2.1. Con ricorso notificato il 23 luglio 1984, la Provincia autonoma di Bolzano ha sollevato questione di legittimità costituzionale degli artt. 3 commi 3 e 6, 6 commi 1, 5 e 6 e 7 l. 15 giugno 1984 n. 246 (« Integrazioni e modifiche al d.P.R. 9 aprile 1959 n. 128, contenente norme di polizia delle miniere e delle cave, nonché alla l. 6 ottobre 1982 n. 752, concernente l'attuazione della politica mineraria »), in riferimento agli artt. 8 nn. 5, 6, 14, 17 e 19; 9 nn. 3 e 8; 15 comma 1; 16 comma 1; e 78 st. spec. T.-A.A.
Richiamato nelle sue linee essenziali il precedente ricorso del 18 novembre 1982, relativo alla l. n. 752 del 1982, la ricorrente in particolare deduce:
a) il comma 3 dell'art. 3 l. n. 246 del 1984 aggiunge un periodo al comma 3 dell'art. 4 l. n. 752 del 1982, secondo il quale, per lo svolgimento dell'attività di ricerca di base nel territorio delle Regioni a statuto speciale, il Ministro dell'industria può stipulare convenzioni, separatamente o in compartecipazione con l'ENI, anche con enti e imprese minerarie di emanazione regionale, purché di comprovata competenza nel campo della ricerca di base.

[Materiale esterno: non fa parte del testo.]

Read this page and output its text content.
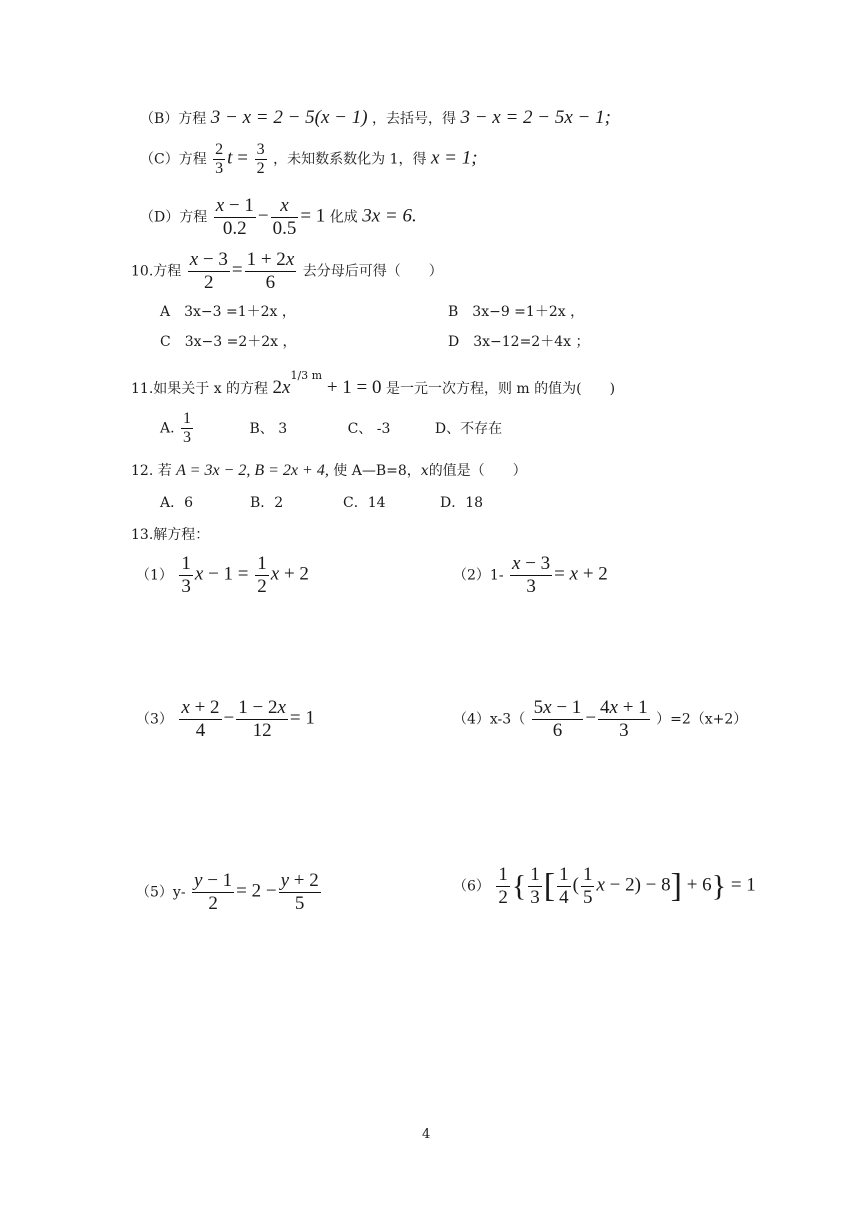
（B）方程 3 − x = 2 − 5(x − 1) ，去括号，得 3 − x = 2 − 5x − 1;
（C）方程 $\frac{2}{3}$ $t = \frac{3}{2}$ ，未知数系数化为 1，得 x = 1;
（D）方程 $\frac{x - 1}{0.2} - \frac{x}{0.5} = 1$ 化成 3x = 6.
10.方程 $\frac{x - 3}{2} = \frac{1 + 2x}{6}$ 去分母后可得（　　）
A　3x−3 =1＋2x ，	B　3x−9 =1＋2x ，
C　3x−3 =2＋2x ，	D　3x−12=2＋4x ；
11.如果关于 x 的方程 $2x^{1/3 m} + 1 = 0$ 是一元一次方程，则 m 的值为(　　)
A. $\frac{1}{3}$	B、 3	C、 -3	D、不存在
12. 若 A = 3x − 2, B = 2x + 4, 使 A—B=8，x的值是（　　）
A．6	B．2	C．14	D．18
13.解方程：
$(1) \frac{1}{3}$ $x - 1 = \frac{1}{2}$ x + 2	$(2)1- \frac{x - 3}{3} = x + 2$
$(3) \frac{x + 2}{4} - \frac{1 - 2x}{12} = 1$	$(4)x-3( \frac{5x - 1}{6} - \frac{4x + 1}{3} )=2(x+2)$
$(5)y- \frac{y - 1}{2} = 2 - \frac{y + 2}{5}$	$(6) \frac{1}{2}$ { $\frac{1}{3}$ [ $\frac{1}{4}$ ( $\frac{1}{5}$ x − 2) − 8] + 6} = 1
4
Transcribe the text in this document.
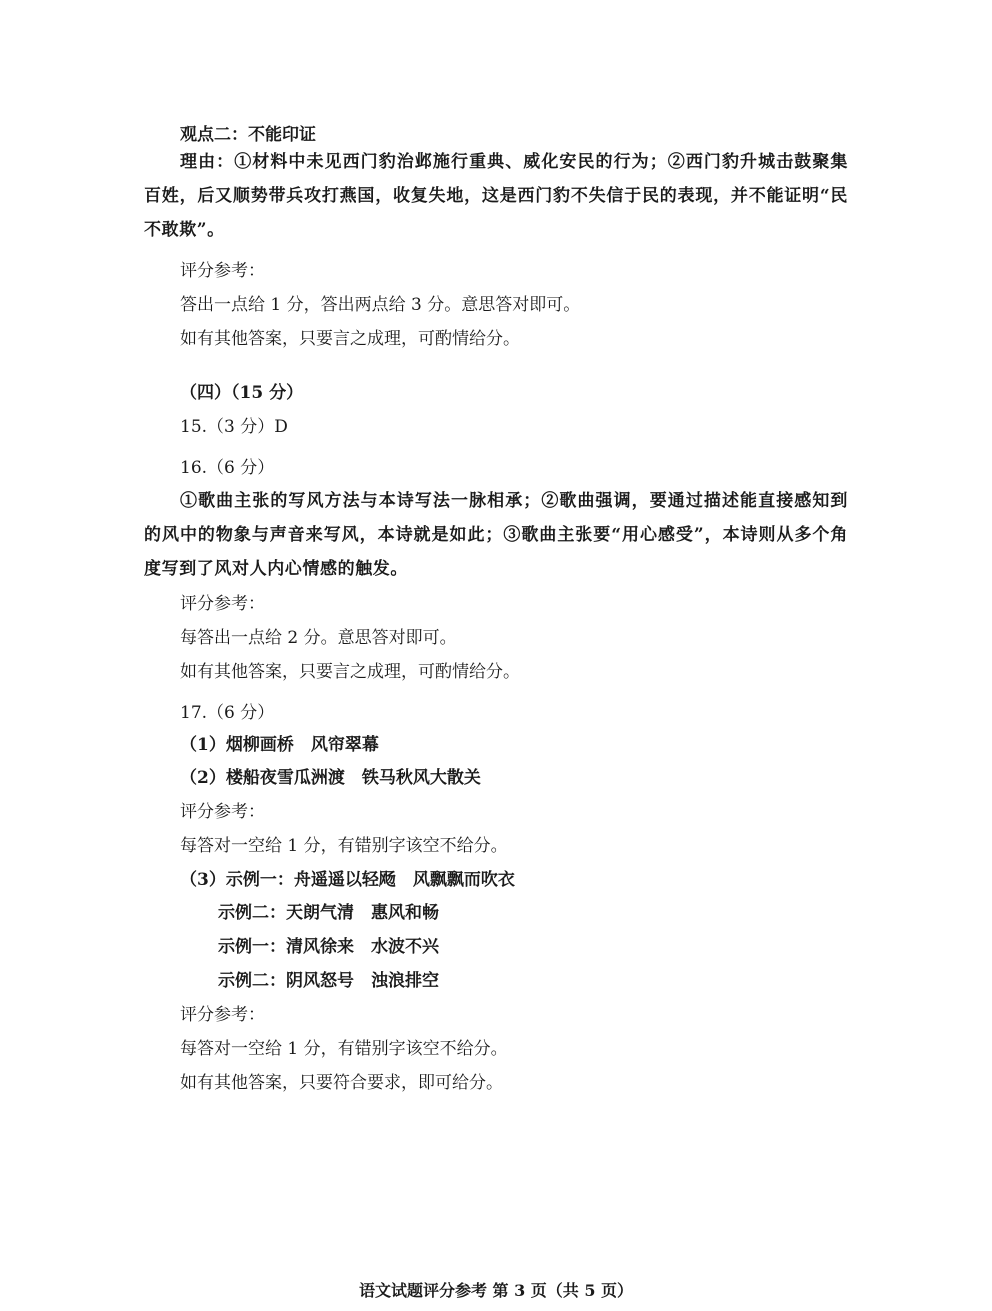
观点二：不能印证
理由：①材料中未见西门豹治邺施行重典、威化安民的行为；②西门豹升城击鼓聚集百姓，后又顺势带兵攻打燕国，收复失地，这是西门豹不失信于民的表现，并不能证明“民不敢欺”。
评分参考：
答出一点给 1 分，答出两点给 3 分。意思答对即可。
如有其他答案，只要言之成理，可酌情给分。
（四）（15 分）
15.（3 分）D
16.（6 分）
①歌曲主张的写风方法与本诗写法一脉相承；②歌曲强调，要通过描述能直接感知到的风中的物象与声音来写风，本诗就是如此；③歌曲主张要“用心感受”，本诗则从多个角度写到了风对人内心情感的触发。
评分参考：
每答出一点给 2 分。意思答对即可。
如有其他答案，只要言之成理，可酌情给分。
17.（6 分）
（1）烟柳画桥　风帘翠幕
（2）楼船夜雪瓜洲渡　铁马秋风大散关
评分参考：
每答对一空给 1 分，有错别字该空不给分。
（3）示例一：舟遥遥以轻飏　风飘飘而吹衣
示例二：天朗气清　惠风和畅
示例一：清风徐来　水波不兴
示例二：阴风怒号　浊浪排空
评分参考：
每答对一空给 1 分，有错别字该空不给分。
如有其他答案，只要符合要求，即可给分。
语文试题评分参考 第 3 页（共 5 页）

Tale integrazione all'art. 4 l. n. 752 del 1982 non elimina l'incostituzionalità del testo originario, ma anzi è essa stessa viziata per gli stessi motivi (violazione degli artt. 8 nn. 5, 6, 14, 17 e 19; 9 nn. 3 e 8; 16 st. spec. e relative norme d'attuazione) già evidenziati nel primo ricorso, in quanto la nuova norma ribadisce il principio della riserva allo Stato della ricerca mineraria di base. Inoltre, la possibilità di stipulare convenzioni con enti o imprese regionali non tiene conto del fatto che le competenze in materia mineraria sono riservate alla Provincia e non all'ente Regione.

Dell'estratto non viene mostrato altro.